Troy always believed, yet didn’t feel a need to attend Church. He felt it was more casual, he knew the basics. I wasn’t sure I believed, and felt going to church would help me get there. Once we started going, we both felt this peace, this wholeness that we hadn’t felt before. Suddenly it became o.k. to talk about God and this even brought us closer. So when Troy asked me to pray with him for the first time in our 13 years together, we both knew what faith truly felt like. We didn’t know what we were missing until we came to know God and each other in this way.

I no longer think I was being punished, but brought to have a relationship with God that I couldn’t imagine before this time in our lives. As for that prayer, it was answered and we have beautiful baby Christopher. We like to consider him our little ‘miracle of faith’.

Friday, March 27, 2009

Lenten Reflection - Day 34: by Renee Rose



READING: Hebrews 5: 5-10

The two words that came to me when I read this verse and other readings related to it, were responsibility and obedience. When first thinking of these words I would describe myself as a highly responsible individual. I would also say that I was fairly obedient as a teenager and even in my adult life I am moderately to highly obedient.

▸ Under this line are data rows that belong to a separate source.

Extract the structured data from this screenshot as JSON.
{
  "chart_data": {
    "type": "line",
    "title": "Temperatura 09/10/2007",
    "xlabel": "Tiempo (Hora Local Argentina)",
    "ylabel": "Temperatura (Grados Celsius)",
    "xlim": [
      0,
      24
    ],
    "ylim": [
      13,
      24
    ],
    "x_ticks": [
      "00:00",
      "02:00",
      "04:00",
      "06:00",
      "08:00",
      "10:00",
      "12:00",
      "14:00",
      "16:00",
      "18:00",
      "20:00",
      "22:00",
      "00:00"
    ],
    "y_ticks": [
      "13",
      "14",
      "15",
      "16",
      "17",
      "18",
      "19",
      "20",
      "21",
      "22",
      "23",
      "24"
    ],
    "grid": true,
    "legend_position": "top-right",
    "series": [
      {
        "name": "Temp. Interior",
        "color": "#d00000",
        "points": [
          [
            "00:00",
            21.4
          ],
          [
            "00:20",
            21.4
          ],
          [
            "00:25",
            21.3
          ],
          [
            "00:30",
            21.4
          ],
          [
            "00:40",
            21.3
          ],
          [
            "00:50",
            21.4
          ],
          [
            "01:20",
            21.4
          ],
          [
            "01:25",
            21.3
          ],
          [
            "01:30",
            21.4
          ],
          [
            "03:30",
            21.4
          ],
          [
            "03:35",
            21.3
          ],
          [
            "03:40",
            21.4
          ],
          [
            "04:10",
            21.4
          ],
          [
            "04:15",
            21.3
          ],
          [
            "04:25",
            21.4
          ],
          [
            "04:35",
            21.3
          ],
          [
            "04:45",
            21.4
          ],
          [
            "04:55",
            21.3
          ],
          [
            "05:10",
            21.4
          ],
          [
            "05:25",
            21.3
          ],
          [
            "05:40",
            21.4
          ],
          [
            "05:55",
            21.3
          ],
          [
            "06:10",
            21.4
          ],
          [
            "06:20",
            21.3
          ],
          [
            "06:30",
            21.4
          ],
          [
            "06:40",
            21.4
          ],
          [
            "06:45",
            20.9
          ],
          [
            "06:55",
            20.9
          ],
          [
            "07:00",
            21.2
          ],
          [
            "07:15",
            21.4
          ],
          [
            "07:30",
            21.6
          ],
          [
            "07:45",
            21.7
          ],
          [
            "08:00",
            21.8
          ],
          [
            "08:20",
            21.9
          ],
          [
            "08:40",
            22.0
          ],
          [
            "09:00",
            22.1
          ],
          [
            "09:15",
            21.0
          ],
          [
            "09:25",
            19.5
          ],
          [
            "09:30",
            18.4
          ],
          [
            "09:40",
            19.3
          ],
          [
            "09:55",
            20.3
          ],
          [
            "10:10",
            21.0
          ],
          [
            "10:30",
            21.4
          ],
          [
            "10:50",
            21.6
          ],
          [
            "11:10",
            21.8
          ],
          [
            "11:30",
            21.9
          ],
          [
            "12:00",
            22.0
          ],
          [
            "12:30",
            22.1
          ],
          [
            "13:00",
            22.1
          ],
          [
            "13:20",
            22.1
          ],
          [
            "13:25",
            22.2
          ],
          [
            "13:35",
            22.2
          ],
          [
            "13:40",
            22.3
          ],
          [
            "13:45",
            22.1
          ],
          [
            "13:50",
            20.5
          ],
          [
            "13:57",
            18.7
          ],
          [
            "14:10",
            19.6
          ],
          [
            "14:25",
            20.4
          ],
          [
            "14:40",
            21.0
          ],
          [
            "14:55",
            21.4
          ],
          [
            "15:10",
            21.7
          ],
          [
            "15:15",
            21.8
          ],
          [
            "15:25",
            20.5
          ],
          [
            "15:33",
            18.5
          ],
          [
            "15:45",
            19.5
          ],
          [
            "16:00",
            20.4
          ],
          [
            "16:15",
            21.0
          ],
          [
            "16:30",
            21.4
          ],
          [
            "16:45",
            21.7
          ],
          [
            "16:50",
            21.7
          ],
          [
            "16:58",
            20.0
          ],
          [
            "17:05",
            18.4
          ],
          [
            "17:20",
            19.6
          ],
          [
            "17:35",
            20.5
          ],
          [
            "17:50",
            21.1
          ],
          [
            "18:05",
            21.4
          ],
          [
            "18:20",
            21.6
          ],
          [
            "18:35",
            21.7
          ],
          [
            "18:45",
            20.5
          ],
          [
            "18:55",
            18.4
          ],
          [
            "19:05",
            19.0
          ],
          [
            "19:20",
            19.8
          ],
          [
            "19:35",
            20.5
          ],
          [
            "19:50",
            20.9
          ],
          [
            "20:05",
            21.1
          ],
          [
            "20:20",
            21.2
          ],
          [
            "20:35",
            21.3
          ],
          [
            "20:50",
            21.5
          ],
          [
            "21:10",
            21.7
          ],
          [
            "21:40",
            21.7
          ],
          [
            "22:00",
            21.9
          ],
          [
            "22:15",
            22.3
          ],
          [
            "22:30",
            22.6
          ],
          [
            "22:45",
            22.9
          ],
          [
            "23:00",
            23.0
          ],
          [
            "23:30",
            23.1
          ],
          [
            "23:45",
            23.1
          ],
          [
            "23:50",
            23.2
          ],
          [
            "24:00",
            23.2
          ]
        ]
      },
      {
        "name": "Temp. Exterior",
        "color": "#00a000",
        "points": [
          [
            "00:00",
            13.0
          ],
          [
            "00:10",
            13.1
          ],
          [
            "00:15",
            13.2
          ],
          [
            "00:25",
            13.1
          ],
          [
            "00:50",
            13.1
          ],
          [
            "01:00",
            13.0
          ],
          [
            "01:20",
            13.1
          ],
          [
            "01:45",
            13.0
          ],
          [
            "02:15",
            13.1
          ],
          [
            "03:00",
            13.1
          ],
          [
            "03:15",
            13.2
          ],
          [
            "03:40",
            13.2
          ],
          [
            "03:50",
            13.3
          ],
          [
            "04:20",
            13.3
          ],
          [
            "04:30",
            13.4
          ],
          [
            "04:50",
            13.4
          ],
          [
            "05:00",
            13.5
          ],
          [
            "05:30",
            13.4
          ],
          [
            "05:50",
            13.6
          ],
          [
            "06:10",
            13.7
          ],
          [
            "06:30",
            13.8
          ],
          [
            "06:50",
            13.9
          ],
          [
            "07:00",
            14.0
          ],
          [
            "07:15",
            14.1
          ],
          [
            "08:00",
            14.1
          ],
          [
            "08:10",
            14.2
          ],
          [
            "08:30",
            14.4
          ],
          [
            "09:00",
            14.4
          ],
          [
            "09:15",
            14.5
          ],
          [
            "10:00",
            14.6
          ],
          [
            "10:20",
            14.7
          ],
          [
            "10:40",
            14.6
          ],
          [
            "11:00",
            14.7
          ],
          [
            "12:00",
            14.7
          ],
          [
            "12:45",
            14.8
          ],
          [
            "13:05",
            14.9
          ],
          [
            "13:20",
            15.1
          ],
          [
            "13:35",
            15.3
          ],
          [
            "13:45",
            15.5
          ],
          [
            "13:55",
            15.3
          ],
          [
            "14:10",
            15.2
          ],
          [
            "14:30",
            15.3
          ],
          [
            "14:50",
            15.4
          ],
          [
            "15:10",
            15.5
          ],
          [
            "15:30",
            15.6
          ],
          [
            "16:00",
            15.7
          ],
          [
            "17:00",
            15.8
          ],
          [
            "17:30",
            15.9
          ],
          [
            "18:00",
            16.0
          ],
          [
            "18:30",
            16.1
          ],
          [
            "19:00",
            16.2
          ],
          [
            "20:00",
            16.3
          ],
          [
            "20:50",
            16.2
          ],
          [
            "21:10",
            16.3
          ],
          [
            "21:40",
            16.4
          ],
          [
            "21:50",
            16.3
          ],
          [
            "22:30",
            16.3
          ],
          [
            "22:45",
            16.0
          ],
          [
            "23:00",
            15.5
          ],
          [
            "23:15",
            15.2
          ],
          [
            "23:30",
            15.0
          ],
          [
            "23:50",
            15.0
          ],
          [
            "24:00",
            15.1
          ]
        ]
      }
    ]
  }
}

Until writing this I never thought about this further, but as I wrote this I found myself asking how I would apply these two words to my faith. The bottom line is I fall short. I am sure that we can all identify areas that we fall short in our responsibilities and obedience in life, but perhaps especially in our faith. Perhaps like me you are struggling with the conflict between responsibility to your life and responsibility to your faith and making it grow. Where do the two meet or do they? What do I know for sure? Christ is with me and I have known that all my life. I have never questioned that. I also know that he is pushing me to make the next move but why am I holding back?

Christ I pray that you give us the strength to be obedient and responsible in our faith and give us the strength to make the next move. Amen.